My wedding reception was in a bar, spilling out onto the decks on a beautiful September afternoon. I just got back from New Orleans and spent some quality time at Pat O’Brien’s, a place I associate with wonderful Mardi Gras trips throughout the years.
My friends Joe and Donna met in a bar and got married within a year. I’ve celebrated births, deaths and everything in between in bars.
Plenty of friends over the years worked in bars, and a few even owned bars. I’ve won bets in a bar, gotten into fights at a bar, had my picture put on the wall at a bar, carved my initials into a table in a bar and carried people out of a bar on my shoulder.
I’ve played pool, darts, pinball, cards, bocce ball, basketball and sand volleyball in bars, plus all manner of trivia contests and crazy old-time mechanical games. I have a go-to bar trick I pull out when people start challenging each other.
I’ve had Guinness in a pub in Dublin, port in a fado bar in Lisbon, chianti in a sidewalk cafe in Rome, hurricanes at Pat O’s and Hudy Delight at the Crow’s Nest.
I’ve seen lots and lots of bands at bars. Incredible bands, musicians doing their very first live show, guys covering James Taylor on an outdoor patio, a young man singing “Danny Boy” on St. Patrick’s Day at Arnold’s when the courtyard was so quiet you could hear a pin drop, except for the old men (and me) crying.

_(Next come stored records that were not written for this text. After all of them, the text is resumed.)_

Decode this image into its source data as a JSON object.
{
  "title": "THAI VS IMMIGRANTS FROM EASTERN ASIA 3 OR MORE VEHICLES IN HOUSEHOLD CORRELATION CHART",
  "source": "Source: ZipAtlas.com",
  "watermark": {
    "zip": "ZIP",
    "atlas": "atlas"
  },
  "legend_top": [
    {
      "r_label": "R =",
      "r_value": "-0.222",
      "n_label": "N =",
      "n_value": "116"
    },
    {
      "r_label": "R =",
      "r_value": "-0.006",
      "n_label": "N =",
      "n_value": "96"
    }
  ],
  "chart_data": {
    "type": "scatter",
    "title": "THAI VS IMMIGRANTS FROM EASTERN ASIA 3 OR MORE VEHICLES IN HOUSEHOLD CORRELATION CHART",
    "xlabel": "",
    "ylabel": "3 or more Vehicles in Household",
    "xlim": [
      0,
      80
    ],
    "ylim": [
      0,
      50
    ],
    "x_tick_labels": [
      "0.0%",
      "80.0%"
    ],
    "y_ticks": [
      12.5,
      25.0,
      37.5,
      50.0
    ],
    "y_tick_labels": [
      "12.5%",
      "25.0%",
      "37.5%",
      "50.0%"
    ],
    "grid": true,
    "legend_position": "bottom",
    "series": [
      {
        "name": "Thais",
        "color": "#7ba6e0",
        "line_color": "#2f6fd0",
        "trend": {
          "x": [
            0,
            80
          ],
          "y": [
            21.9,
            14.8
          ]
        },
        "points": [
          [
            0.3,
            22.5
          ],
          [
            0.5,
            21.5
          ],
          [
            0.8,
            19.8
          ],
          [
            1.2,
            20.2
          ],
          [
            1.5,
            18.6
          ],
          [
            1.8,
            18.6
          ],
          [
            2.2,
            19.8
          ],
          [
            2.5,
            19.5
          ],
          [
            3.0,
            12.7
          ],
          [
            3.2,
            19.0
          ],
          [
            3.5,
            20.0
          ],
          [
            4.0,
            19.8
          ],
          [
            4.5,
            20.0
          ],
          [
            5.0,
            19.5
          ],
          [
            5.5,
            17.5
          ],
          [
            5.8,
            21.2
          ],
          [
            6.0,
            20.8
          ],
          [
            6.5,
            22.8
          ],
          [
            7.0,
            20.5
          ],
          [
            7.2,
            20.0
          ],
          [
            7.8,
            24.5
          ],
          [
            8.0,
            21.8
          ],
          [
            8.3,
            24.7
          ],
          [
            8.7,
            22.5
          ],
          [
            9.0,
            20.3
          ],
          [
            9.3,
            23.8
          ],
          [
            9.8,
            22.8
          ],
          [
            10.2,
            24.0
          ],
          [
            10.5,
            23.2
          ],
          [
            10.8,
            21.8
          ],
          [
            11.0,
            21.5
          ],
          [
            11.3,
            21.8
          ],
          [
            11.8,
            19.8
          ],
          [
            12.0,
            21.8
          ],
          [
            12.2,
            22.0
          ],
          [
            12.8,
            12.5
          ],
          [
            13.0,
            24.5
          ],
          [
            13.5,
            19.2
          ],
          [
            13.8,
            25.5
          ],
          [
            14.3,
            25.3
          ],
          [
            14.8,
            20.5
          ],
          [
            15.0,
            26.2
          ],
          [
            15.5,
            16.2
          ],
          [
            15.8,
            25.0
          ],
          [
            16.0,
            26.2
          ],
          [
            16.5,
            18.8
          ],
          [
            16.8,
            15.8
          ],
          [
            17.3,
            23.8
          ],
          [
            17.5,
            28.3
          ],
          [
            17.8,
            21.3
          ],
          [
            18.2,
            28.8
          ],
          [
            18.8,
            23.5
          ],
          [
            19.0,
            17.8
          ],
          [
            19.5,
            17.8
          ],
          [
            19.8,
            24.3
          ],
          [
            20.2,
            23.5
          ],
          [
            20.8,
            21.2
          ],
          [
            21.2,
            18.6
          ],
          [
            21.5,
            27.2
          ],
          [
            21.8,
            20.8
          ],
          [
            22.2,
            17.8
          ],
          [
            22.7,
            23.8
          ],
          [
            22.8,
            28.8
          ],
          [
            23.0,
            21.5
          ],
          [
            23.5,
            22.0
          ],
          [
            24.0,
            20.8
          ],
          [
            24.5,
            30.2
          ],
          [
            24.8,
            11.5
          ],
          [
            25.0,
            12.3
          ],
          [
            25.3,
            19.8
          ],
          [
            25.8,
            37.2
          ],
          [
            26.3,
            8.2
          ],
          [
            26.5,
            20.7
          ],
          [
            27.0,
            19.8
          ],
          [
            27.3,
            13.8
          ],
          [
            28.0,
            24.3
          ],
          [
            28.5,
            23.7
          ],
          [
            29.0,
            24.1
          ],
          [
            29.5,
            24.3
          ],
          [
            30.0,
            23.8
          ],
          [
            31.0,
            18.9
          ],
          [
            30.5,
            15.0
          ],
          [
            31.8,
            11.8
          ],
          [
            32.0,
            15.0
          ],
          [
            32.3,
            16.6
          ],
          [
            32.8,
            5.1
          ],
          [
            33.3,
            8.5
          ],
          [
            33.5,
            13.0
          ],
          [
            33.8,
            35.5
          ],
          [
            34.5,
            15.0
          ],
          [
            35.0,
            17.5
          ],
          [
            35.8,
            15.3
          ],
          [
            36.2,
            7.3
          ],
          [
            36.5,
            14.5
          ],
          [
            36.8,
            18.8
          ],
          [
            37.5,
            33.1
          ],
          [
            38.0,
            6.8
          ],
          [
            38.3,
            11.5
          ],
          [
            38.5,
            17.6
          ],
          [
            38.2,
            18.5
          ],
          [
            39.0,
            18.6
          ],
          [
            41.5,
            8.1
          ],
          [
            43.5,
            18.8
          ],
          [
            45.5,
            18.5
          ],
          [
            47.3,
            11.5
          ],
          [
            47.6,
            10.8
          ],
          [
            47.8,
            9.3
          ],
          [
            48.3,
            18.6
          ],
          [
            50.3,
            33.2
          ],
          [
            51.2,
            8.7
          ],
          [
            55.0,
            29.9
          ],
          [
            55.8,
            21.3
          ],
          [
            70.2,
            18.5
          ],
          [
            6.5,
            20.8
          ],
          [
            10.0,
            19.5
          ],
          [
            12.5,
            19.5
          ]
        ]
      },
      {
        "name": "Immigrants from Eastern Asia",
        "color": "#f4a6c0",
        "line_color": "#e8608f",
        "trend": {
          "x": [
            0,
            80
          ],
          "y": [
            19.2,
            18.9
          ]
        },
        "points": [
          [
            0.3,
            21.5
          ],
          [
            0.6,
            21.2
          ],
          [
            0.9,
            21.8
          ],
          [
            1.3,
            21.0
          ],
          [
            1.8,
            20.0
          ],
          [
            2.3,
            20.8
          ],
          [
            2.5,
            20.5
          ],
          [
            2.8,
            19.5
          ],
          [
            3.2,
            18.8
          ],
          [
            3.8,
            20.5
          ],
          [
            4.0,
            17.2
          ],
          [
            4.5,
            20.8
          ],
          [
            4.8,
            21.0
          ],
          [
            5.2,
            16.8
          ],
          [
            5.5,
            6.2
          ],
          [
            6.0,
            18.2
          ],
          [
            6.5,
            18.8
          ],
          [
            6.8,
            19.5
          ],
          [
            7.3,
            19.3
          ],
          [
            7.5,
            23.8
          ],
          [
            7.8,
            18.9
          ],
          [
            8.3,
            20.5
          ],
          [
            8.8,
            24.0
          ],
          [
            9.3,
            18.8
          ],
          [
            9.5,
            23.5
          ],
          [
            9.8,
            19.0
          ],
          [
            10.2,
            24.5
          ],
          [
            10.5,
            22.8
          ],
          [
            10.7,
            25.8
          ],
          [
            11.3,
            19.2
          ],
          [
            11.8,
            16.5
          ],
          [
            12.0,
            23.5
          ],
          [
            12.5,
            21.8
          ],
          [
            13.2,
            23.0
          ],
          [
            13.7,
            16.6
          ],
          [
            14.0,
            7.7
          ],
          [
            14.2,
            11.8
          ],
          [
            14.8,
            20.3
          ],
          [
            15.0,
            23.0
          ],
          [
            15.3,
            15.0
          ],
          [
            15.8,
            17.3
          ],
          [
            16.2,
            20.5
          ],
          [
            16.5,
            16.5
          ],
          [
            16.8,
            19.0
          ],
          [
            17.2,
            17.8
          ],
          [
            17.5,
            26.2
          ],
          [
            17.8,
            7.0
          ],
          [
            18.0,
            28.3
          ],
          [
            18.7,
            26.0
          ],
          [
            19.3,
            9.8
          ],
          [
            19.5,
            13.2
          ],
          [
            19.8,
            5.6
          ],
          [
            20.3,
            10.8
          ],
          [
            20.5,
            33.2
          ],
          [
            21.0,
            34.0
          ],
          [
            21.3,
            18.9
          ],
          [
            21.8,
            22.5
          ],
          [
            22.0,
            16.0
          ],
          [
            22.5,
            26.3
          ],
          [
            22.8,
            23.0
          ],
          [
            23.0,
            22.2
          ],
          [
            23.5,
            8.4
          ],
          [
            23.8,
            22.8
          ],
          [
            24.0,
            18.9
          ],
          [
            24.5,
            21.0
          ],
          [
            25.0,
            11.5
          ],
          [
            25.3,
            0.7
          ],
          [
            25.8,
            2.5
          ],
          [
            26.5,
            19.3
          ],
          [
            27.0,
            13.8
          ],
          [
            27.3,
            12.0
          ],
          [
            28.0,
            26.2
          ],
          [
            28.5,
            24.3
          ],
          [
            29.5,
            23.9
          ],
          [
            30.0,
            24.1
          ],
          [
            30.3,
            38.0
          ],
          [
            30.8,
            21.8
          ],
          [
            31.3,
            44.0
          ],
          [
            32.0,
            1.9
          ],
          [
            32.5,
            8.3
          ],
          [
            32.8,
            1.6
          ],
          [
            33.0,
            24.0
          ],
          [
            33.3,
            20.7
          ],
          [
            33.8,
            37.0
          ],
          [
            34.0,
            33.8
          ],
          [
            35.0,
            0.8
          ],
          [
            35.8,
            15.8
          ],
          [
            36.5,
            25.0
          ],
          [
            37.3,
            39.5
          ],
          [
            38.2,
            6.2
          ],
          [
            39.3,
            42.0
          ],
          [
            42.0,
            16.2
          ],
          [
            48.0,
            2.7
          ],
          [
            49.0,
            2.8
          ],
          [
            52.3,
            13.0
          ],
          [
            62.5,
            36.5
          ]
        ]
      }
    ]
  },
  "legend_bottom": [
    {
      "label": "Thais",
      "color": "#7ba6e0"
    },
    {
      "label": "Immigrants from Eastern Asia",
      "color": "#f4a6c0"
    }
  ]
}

I’ve found amazing songs on juke boxes in bars, songs I thought no one else liked, and I played them over and over. I haven’t sang karaoke at a bar and hopefully never will.
I’ve watched Super Bowls, World Series games, college bowl games, championship fights, the Olympics, World Cup matches and NCAA basketball tournaments at bars. I’ve seen English Premiership soccer at 8 a.m. at Hap’s, and I’ve watched way too many meaningless sports events at way too many bars because nothing else was on the big screen TV.
(On a side note, in the few instances when my favorite team plays for a championship, such as the Phillies in last fall’s World Series, I always watch the games at home. I can’t be in a bar full of strangers at such an important time. Weird.)
I have friends who can’t or won’t go to bars. Some stopped going because they had a drinking problem, some because they hated coming home smelling like smoke and others because they just weren’t very social.
Bad things happen occasionally in bars, and very bad things can happen when people leave bars drunk and try to drive.